Amputation

Paradigm Highlights: Advances in Prosthetics

In 1982, Hugh Herr injured both of his legs following a mountain climbing accident, and both of them had to be amputated. They were replaced with bionic limbs. But Hugh isn’t your ordinary mountain climber. He’s also the director of the MIT Media Lab’s Biomechatronics research group, and his interest in prosthetics is both professional and personal.

“At that time, I didn’t view my body as broken. I reasoned that a human being can never be broken. Technology is broken. Technology is inadequate,” Herr said. In his TED talk in 2014, he explained that “this simple but powerful idea was a call to arms to advance technology to the elimination of my own disability, and ultimately to the disability of others.”

Fast forward to today. After losing his arm to cancer, Johnny Matheny never thought that he would be able to use a prosthetic arm that could be controlled using electromyography technology. “The APL arm is the most unique arm I’ve ever worn,” Matheny said. “It has the ability to do anything that your natural hand, wrist, elbow, shoulder can do.”
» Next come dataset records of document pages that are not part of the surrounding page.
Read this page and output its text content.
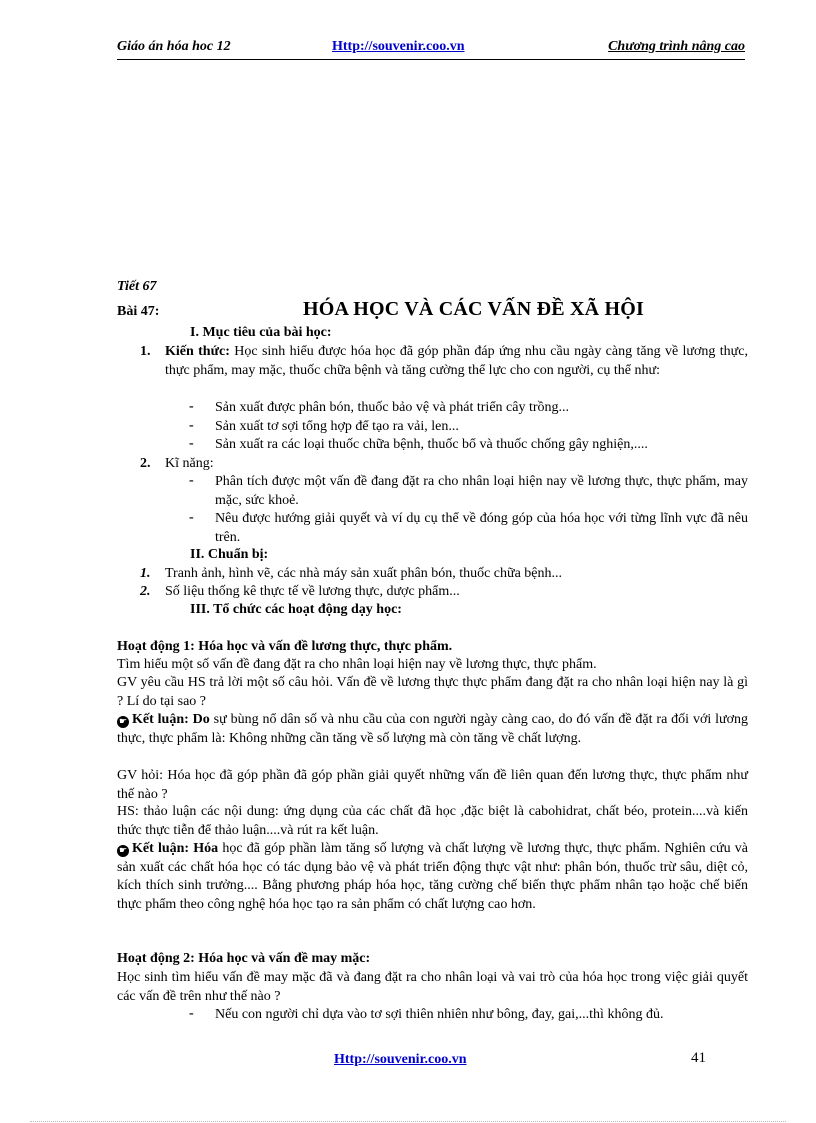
Giáo án hóa hoc 12	Http://souvenir.coo.vn	Chương trình nâng cao
Tiết 67
Bài 47:	HÓA HỌC VÀ CÁC VẤN ĐỀ XÃ HỘI
I. Mục tiêu của bài học:
1. Kiến thức: Học sinh hiểu được hóa học đã góp phần đáp ứng nhu cầu ngày càng tăng về lương thực, thực phẩm, may mặc, thuốc chữa bệnh và tăng cường thể lực cho con người, cụ thể như:
- Sản xuất được phân bón, thuốc bảo vệ và phát triển cây trồng...
- Sản xuất tơ sợi tổng hợp để tạo ra vải, len...
- Sản xuất ra các loại thuốc chữa bệnh, thuốc bổ và thuốc chống gây nghiện,....
2. Kĩ năng:
- Phân tích được một vấn đề đang đặt ra cho nhân loại hiện nay về lương thực, thực phẩm, may mặc, sức khoẻ.
- Nêu được hướng giải quyết và ví dụ cụ thể về đóng góp của hóa học với từng lĩnh vực đã nêu trên.
II. Chuẩn bị:
1. Tranh ảnh, hình vẽ, các nhà máy sản xuất phân bón, thuốc chữa bệnh...
2. Số liệu thống kê thực tế về lương thực, dược phẩm...
III. Tổ chức các hoạt động dạy học:
Hoạt động 1: Hóa học và vấn đề lương thực, thực phẩm.
Tìm hiểu một số vấn đề đang đặt ra cho nhân loại hiện nay về lương thực, thực phẩm.
GV yêu cầu HS trả lời một số câu hỏi. Vấn đề về lương thực thực phẩm đang đặt ra cho nhân loại hiện nay là gì ? Lí do tại sao ?
☛ Kết luận: Do sự bùng nổ dân số và nhu cầu của con người ngày càng cao, do đó vấn đề đặt ra đối với lương thực, thực phẩm là: Không những cần tăng về số lượng mà còn tăng về chất lượng.
GV hỏi: Hóa học đã góp phần đã góp phần giải quyết những vấn đề liên quan đến lương thực, thực phẩm như thế nào ?
HS: thảo luận các nội dung: ứng dụng của các chất đã học ,đặc biệt là cabohidrat, chất béo, protein....và kiến thức thực tiễn để thảo luận....và rút ra kết luận.
☛ Kết luận: Hóa học đã góp phần làm tăng số lượng và chất lượng về lương thực, thực phẩm. Nghiên cứu và sản xuất các chất hóa học có tác dụng bảo vệ và phát triển động thực vật như: phân bón, thuốc trừ sâu, diệt cỏ, kích thích sinh trưởng.... Bằng phương pháp hóa học, tăng cường chế biến thực phẩm nhân tạo hoặc chế biến thực phẩm theo công nghệ hóa học tạo ra sản phẩm có chất lượng cao hơn.
Hoạt động 2: Hóa học và vấn đề may mặc:
Học sinh tìm hiểu vấn đề may mặc đã và đang đặt ra cho nhân loại và vai trò của hóa học trong việc giải quyết các vấn đề trên như thế nào ?
- Nếu con người chỉ dựa vào tơ sợi thiên nhiên như bông, đay, gai,...thì không đủ.
Http://souvenir.coo.vn	41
Bridging the gap between disability and ability

Electromyography gesture-controlled prosthetics is just one of the latest advances in the field of prosthetic limbs. From neurotechnology to 3-D printing, prosthetics are improving by leaps and bounds. Here are just a few examples of the latest technology changing the lives of amputee patients.
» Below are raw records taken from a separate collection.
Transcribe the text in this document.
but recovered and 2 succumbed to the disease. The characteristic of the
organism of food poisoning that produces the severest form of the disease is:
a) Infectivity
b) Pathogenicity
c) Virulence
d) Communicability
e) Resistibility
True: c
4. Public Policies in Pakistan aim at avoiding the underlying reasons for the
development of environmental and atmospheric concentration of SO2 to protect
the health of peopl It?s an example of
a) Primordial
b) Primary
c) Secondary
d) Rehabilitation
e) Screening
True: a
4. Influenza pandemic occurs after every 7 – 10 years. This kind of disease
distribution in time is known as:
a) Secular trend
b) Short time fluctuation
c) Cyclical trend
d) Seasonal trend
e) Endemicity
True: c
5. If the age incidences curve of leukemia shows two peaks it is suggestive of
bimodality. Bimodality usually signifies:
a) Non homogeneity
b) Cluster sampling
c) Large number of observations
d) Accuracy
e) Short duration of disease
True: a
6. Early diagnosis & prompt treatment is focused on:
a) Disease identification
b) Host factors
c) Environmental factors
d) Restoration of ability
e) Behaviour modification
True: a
  • Electromyography: Electromyography is a technique that uses the electricity running through muscles as the patient moves them to control the limb. A specially designed armband picks up the EMG signals from the injured worker’s muscles, and sends them wirelessly to a nearby computer to be translated into commands for the limb and relayed back in real-time.
  • Robotic limb: Recently, DARPA announced that they’ve created a robotic arm that gives an injured worker a sense of touch. The arm works via neural implants that are connected to a computer, which then signals the limb to tell it how to move with feedback from the device. These neurotechnological prosthetics, while currently cost-prohibitive, could become more mainstream in future years.
  • Self-tuning prosthetics: Currently, powered prosthetic legs need to be tuned and re-tuned by experts, creating multiple office visits and higher costs. Now biomedical engineering researchers at North Carolina State University and UNC Chapel Hill are working on creating self-tuning prosthetics, which will help reduce prosthetist-related costs and make devices more functionally useful.
  • 3-D Printing: Researchers at MIT are using computers and 3-D printers to make endpoints for prosthetics more efficient while also reducing discomfort. The gathered data records the surface’s shape as well as the tenderness of the area, ultimately customizing the prosthetic for each individual. Collaborators at MIT believe this technology may hold the key to creating next-generation prosthetic sockets.
  • Bionic eyes: Last year it was reported that the world’s first bionic eyes were attached to the retinas of dozens of blind people, helping them to distinguish light from dark and recognize the outlines of objects. The findings suggest opportunities for future advancements in this field of prosthetics, but the current successes are promising.

Prosthetics help empower injured workers after an amputation by increasing their level of function for everyday tasks. With the help of a skilled team and a comprehensive prosthetics treatment plan, most amputees can achieve maximum functional restoration following a catastrophic injury. As innovations in the world of prosthetics develop, we’re excited to see what the future holds.